SYD BARRETT: “HAVE YOU GOT IT YET?” – IL DOCUMENTARIO | PINK FLOYD ITALIA
15 ottobre 2022 alle 15:25 · Filed under Acido, Creatività, Deliri, Empatia, InnerSpace, Notizie, Oscurità, OuterSpace, Segnalazioni, Surrealtà and tagged: Documentario, Have You Got It Yet? The Story of Syd Barrett and Pink Floyd, Interrogazioni sul reale, Luce oscura, Movie, Orian Williams, Pink Floyd, Ridefinizioni alternative, Roddy Bogawa, Storm Thorgerson, Syd Barrett
Su PinkFloydItalia la segnalazione della realizzazione di Have You Got It Yet? The Story of Syd Barrett and Pink Floyd, un documentario che verte su Syd Barrett, il fondatore dei Floyd; ovviamente sono molto gli attori coinvolti, tutti dell’entourage Floyd, tutti coloro che hanno avuto una parte nelle vicende di Syd. Vi lascio a un estratto dall’articolo:
Il documentario esplora l’enigmatico Barrett, che ha scritto i primi due successi dei Pink Floyd e ideato il nome della band. Nel 1968, pochi anni dopo la fondazione del gruppo, Barrett fu costretto a lasciare i Pink Floyd quando i suoi compagni di band si allarmarono per la sua stabilità mentale e l’uso di droghe psichedeliche.

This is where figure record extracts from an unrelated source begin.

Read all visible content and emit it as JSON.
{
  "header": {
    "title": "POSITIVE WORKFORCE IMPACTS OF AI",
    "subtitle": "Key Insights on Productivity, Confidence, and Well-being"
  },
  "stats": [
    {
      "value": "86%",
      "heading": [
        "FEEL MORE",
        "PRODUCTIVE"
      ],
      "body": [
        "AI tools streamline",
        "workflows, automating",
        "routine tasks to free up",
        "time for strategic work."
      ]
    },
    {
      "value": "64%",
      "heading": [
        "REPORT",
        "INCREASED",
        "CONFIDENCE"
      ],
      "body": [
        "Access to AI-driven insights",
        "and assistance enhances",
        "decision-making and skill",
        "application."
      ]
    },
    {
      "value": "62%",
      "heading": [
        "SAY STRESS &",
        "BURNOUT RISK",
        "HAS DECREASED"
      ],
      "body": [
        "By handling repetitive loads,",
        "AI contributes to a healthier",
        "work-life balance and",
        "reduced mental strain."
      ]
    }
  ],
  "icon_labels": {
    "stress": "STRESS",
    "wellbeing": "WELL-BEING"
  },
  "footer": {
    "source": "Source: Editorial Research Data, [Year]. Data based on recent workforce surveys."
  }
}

“Barrett abbandonò la musica e tornò a casa, a Cambridge, per gli ultimi 30 anni della sua vita e per il suo primo amore, la pittura“, si legge nel comunicato stampa del documentario. Alcuni dei maggiori successi mondiali dei Pink Floyd – Dark Side of the Moon, Wish You Were Here e The Wall – esaminano i temi della follia e della celebrità, tra cui “Shine On You Crazy Diamond” e “Wish You Were Here”, scritte come tributo a Barrett. Have You Got It Yet? è stato diretto dal pluripremiato regista Roddy Bogawa e dal defunto graphic designer Storm Thorgerson, co-fondatore dello studio Hipgnosis che ha creato alcune delle più famose copertine di album rock di tutti i tempi, tra cui Dark Side of the Moon e Wish You Were Here dei Pink Floyd. Thorgerson conosceva Barrett fin dagli anni ’60.
“Il film è stato completato da Bogawa con il fotografo Rupert Truman degli StormStudios e il produttore Julius Beltrame dopo la prematura scomparsa di Storm nel 2013“, si legge nel comunicato. “Il produttore Orian Williams… è entrato nel progetto mentre era ancora in produzione“. Il documentario, prodotto da Believe Media e A Cat Called Rover, contiene interviste inedite ai membri della band Pink Floyd David Gilmour (amico d’infanzia, e che riempì essenzialmente il vuoto lasciato da Barrett), Nick Mason e Roger Waters, oltre alla sorella di Barrett, Rosemary Breen, ai manager dei Pink Floyd Peter Jenner e Andrew King, a Pete Townshend degli Who, Graham Coxon dei Blur, Andrew VanWyngarden degli MGMT, al drammaturgo Tom Stoppard e ad altri. L’attore Jason Isaacs è il narratore del film.Orian Williams ha commentato: “La parte più difficile nel raccontare la storia di Syd Barrett è stata l’interpretazione del suo processo di armonia e di come l’inaspettata sinergia sonora e la discordanza visiva, entrambe apparentemente casuali, fossero pianificate e ben pensate. Roddy Bogawa ci dà un’idea di come Barrett abbia incanalato il genio, la follia e la sperimentazione nei Pink Floyd, il contenitore in cui tutto ha preso vita ma che ha anche portato via Syd“.